I shouldn’t have been surprised, but was a little disappointed on following the link to the Amy Ruth site that all the suggested recipes were a little too faddy for my liking (Goat yogurt? Xylitol?). I have a moral objection to this kind of food fad-ism (apologies to those who genuinely have food intolerances and allergies so need to buy food substitutes beginning with ‘x’)- most people cannot afford nor find these kinds of ingredients (but then if you’ve spent £7 on flour from High Street Ken you’re probably not one of them!). Don’t even get me started on organic. Having braces last year also taught me a valuable lesson in not restricting what you eat any further than you have to! Bravo for the experimentation, but pass me the caster sugar.
If the world were just, the moral of this story would be ‘and it tasted like health food’, but happily for me, dear reader, Amy Ruth’s mix makes a damn fine muffin.

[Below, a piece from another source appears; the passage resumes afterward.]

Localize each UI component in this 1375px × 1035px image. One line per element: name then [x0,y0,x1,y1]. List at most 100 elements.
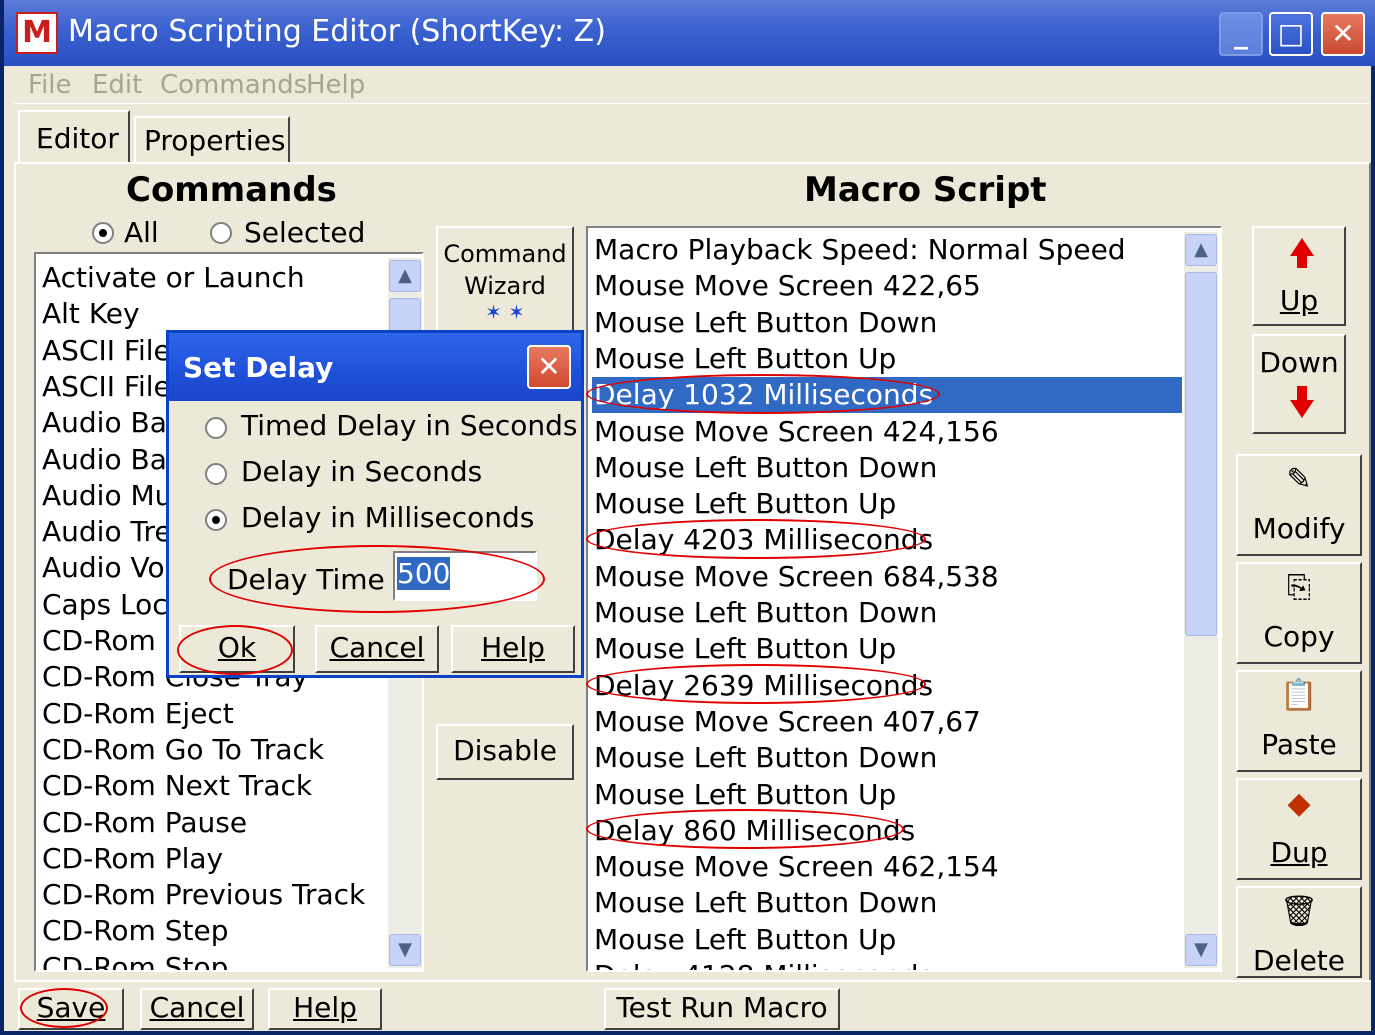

I didn’t have a scoobies where to find Agave Nectar so made a normal muffin recipe from BBC Good Food using some kindly-donated rhubarb from the in-laws. The mix already contains xanthan (cough) gum and baking powder so I took a punt and just substituted the flour directly.
The mix looked pretty- speckled and grainy, and in The Spoon Licking (don’t try this at home) tasted nutty and definitely like whole grains. I was anticipating a dense, veganish (you know- heavy, will probably give you wind, everyone pretends it as good as the real thing) outcome so I was surprised that the muffins emerged well-risen, wonderfully light, very moist and incredibly moreish. Really quite delicious. I added stem ginger and left off the sugary crumble topping in favour of pumpkin seeds (miraculously these transform from bird food to all kinds of nom when roasted). The muffins didn’t brown much, but had a great texture which holds together well. I can’t wait to eat these with vanilla yogurt for breakfast.
GF Nomability: 6/10 – totally nom, but expensive and you’ll have to figure out how to use it if you can’t find the other weird ingredients.
In related news I’ve just polished off a vegan nut roast for tea and it was awesome!